To establish an ineffective assistance of counsel claim, defendant must meet both prongs of the Strickland/Fritz*fn1 test.
First, he must demonstrate his counselor's performance was deficient by "showing that counsel made errors so serious that counsel was not functioning as the 'counsel' guaranteed the defendant by the Sixth Amendment." Strickland, supra, 466 U.S. at 687, 104 S.Ct. at 2064, 80 L.Ed. 2d at 693. Second, defendant must show "'there is a reasonable probability that, but for counsel's unprofessional errors, the result of the proceeding would have been different.'" Fritz, supra, 105 N.J. at 60-61 (quoting Strickland, supra, 466 U.S. at 694, 104 S.Ct. at 2068, 80 L.Ed. 2d at 698). "'A reasonable probability is a probability sufficient to undermine confidence in the outcome.'" State v. Marshall, 148 N.J. 89, 157 (quoting Strickland, supra, 466 U.S. at 694, 104 S.Ct. at 2068, 80 L.Ed. 2d at 698), cert. denied, 522 U.S. 850, 118 S.Ct. 140, 139 L.Ed. 2d 88 (1997).

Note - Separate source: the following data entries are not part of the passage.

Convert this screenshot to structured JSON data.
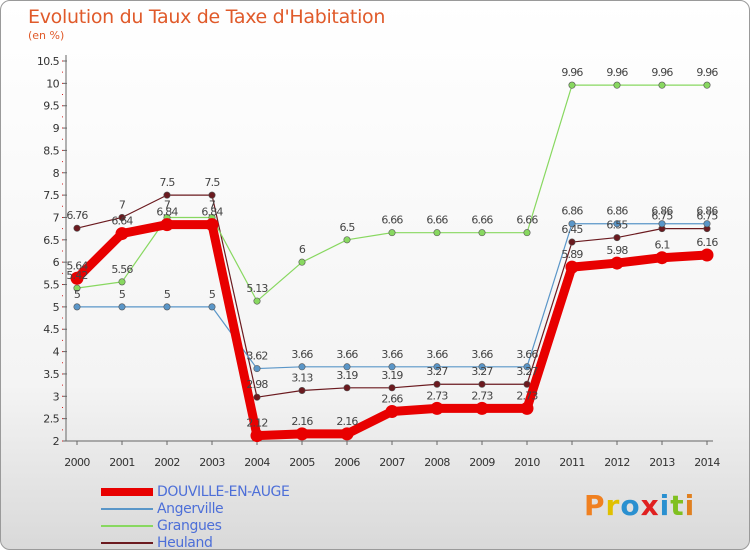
{
  "page": {
    "title": "Evolution du Taux de Taxe d'Habitation",
    "unit": "(en %)",
    "brand": "Proxiti"
  },
  "chart_data": {
    "type": "line",
    "x": [
      "2000",
      "2001",
      "2002",
      "2003",
      "2004",
      "2005",
      "2006",
      "2007",
      "2008",
      "2009",
      "2010",
      "2011",
      "2012",
      "2013",
      "2014"
    ],
    "ylim": [
      2,
      10.5
    ],
    "yticks": [
      "2",
      "2.5",
      "3",
      "3.5",
      "4",
      "4.5",
      "5",
      "5.5",
      "6",
      "6.5",
      "7",
      "7.5",
      "8",
      "8.5",
      "9",
      "9.5",
      "10",
      "10.5"
    ],
    "grid": false,
    "legend_position": "bottom-left",
    "series": [
      {
        "name": "Heuland",
        "color": "#6b1a1f",
        "values": [
          6.76,
          7,
          7.5,
          7.5,
          2.98,
          3.13,
          3.19,
          3.19,
          3.27,
          3.27,
          3.27,
          6.45,
          6.55,
          6.75,
          6.75
        ],
        "labels": [
          "6.76",
          "7",
          "7.5",
          "7.5",
          "2.98",
          "3.13",
          "3.19",
          "3.19",
          "3.27",
          "3.27",
          "3.27",
          "6.45",
          "6.55",
          "6.75",
          "6.75"
        ]
      },
      {
        "name": "Grangues",
        "color": "#88d860",
        "values": [
          5.42,
          5.56,
          7,
          7,
          5.13,
          6,
          6.5,
          6.66,
          6.66,
          6.66,
          6.66,
          9.96,
          9.96,
          9.96,
          9.96
        ],
        "labels": [
          "5.42",
          "5.56",
          "7",
          "7",
          "5.13",
          "6",
          "6.5",
          "6.66",
          "6.66",
          "6.66",
          "6.66",
          "9.96",
          "9.96",
          "9.96",
          "9.96"
        ]
      },
      {
        "name": "Angerville",
        "color": "#5a96c8",
        "values": [
          5,
          5,
          5,
          5,
          3.62,
          3.66,
          3.66,
          3.66,
          3.66,
          3.66,
          3.66,
          6.86,
          6.86,
          6.86,
          6.86
        ],
        "labels": [
          "5",
          "5",
          "5",
          "5",
          "3.62",
          "3.66",
          "3.66",
          "3.66",
          "3.66",
          "3.66",
          "3.66",
          "6.86",
          "6.86",
          "6.86",
          "6.86"
        ]
      },
      {
        "name": "DOUVILLE-EN-AUGE",
        "color": "#e80000",
        "values": [
          5.64,
          6.64,
          6.84,
          6.84,
          2.12,
          2.16,
          2.16,
          2.66,
          2.73,
          2.73,
          2.73,
          5.89,
          5.98,
          6.1,
          6.16
        ],
        "labels": [
          "5.64",
          "6.64",
          "6.84",
          "6.84",
          "2.12",
          "2.16",
          "2.16",
          "2.66",
          "2.73",
          "2.73",
          "2.73",
          "5.89",
          "5.98",
          "6.1",
          "6.16"
        ]
      }
    ]
  }
}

"[T]rial courts ordinarily should grant evidentiary hearings to resolve ineffective-assistance-of-counsel claims if a defendant has presented a prima facie claim in support of post-conviction relief." State v. Preciose, 129 N.J. 451, 462 (1992). "[T]o establish a prima facie claim, a petitioner must do more than make bald assertions that he was denied the effective assistance of counsel. He must allege facts sufficient to demonstrate counsel's alleged substandard performance." State v. Cummings, 321 N.J. Super. 154, 170 (App. Div.), certif. denied, 162 N.J. 199 (1999).

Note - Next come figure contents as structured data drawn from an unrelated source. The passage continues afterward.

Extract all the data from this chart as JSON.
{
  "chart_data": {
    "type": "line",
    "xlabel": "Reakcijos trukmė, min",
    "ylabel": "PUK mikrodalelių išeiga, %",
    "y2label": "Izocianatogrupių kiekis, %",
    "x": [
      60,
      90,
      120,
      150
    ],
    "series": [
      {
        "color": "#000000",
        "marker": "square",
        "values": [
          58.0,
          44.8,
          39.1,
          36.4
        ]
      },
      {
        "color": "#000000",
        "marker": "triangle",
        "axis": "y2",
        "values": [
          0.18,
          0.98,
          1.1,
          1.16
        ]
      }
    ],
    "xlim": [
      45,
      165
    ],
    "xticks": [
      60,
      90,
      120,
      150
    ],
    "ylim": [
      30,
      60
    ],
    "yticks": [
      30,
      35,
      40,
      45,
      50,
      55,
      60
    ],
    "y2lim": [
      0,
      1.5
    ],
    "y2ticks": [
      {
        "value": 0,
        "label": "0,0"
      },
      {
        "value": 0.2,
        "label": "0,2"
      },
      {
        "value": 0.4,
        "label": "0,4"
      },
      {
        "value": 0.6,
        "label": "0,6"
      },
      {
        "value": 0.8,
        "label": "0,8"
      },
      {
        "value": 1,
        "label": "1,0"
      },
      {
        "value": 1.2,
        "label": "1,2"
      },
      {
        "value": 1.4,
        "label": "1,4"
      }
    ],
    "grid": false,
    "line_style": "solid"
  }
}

In the present matter, the PCR court concluded that defendant failed to meet both prongs of the Strickland/Fritz test, and the record fully supports that determination. Because defendant failed to substantiate that the performance of his trial attorney and/or his appellate counsel was constitutionally deficient, and that he was prejudiced by the allegedly defective performance of counsel, no evidentiary hearing was necessary. See State v. Pyatt, 316 N.J. Super. 46, 51 (App. Div. 1998) (noting evidentiary hearing need not be held unless "post- conviction relief application involves material issues of disputed fact which cannot be resolved by reference to the existing record"), certif. denied, 158 N.J. 72 (1999).